From a security perspective. The particle size has a significant effect on the drug efficacy of the product, and the particle size requirements of specific products need to be controlled according to the needs of the drug to function. The size and uniformity of liposome size are closely related to their encapsulation efficiency and stability, which directly affects the liposome behavior in vivo.
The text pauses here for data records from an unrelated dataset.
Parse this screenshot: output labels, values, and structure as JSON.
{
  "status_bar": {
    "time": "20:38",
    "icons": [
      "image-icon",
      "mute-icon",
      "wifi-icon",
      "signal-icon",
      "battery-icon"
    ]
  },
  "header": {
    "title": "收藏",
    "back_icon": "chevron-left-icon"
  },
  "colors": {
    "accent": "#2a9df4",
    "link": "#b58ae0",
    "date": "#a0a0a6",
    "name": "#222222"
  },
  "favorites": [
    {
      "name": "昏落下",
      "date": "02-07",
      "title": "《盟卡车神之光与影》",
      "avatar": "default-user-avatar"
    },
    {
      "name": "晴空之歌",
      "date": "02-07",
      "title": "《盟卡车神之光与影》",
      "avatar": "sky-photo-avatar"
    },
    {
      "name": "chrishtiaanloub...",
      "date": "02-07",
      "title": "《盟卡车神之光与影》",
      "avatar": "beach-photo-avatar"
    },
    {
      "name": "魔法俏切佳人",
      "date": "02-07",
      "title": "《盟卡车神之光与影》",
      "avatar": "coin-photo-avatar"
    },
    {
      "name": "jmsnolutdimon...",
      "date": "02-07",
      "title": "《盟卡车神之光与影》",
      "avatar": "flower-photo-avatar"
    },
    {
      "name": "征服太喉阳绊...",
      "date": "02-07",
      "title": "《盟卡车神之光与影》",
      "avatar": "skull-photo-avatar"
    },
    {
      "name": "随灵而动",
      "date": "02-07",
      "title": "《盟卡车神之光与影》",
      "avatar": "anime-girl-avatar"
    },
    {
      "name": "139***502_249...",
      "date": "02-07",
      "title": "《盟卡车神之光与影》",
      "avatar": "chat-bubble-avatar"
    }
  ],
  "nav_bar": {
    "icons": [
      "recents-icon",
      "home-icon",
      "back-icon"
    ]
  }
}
The methods for measuring particle size mainly include microscope method, Coulter counting method, laser scattering method, centrifugal sedimentation method and microporous filter-absorbance method, and the currently common accepted method is dynamic light scattering method (also known as photon correlation spectroscopy). Because laser has the characteristics of good monochromaticity and non-divergence, laser is generally used as the light source, which is called laser dynamic light scattering method. The dynamic light scattering (Dynamic Light Scattering, DLS) technology obtains the particle size of the particles mixed in it by studying the phenomenon that the scattered light intensity fluctuates with time at a fixed spatial position. This technology has the advantages of short detection time and low cost.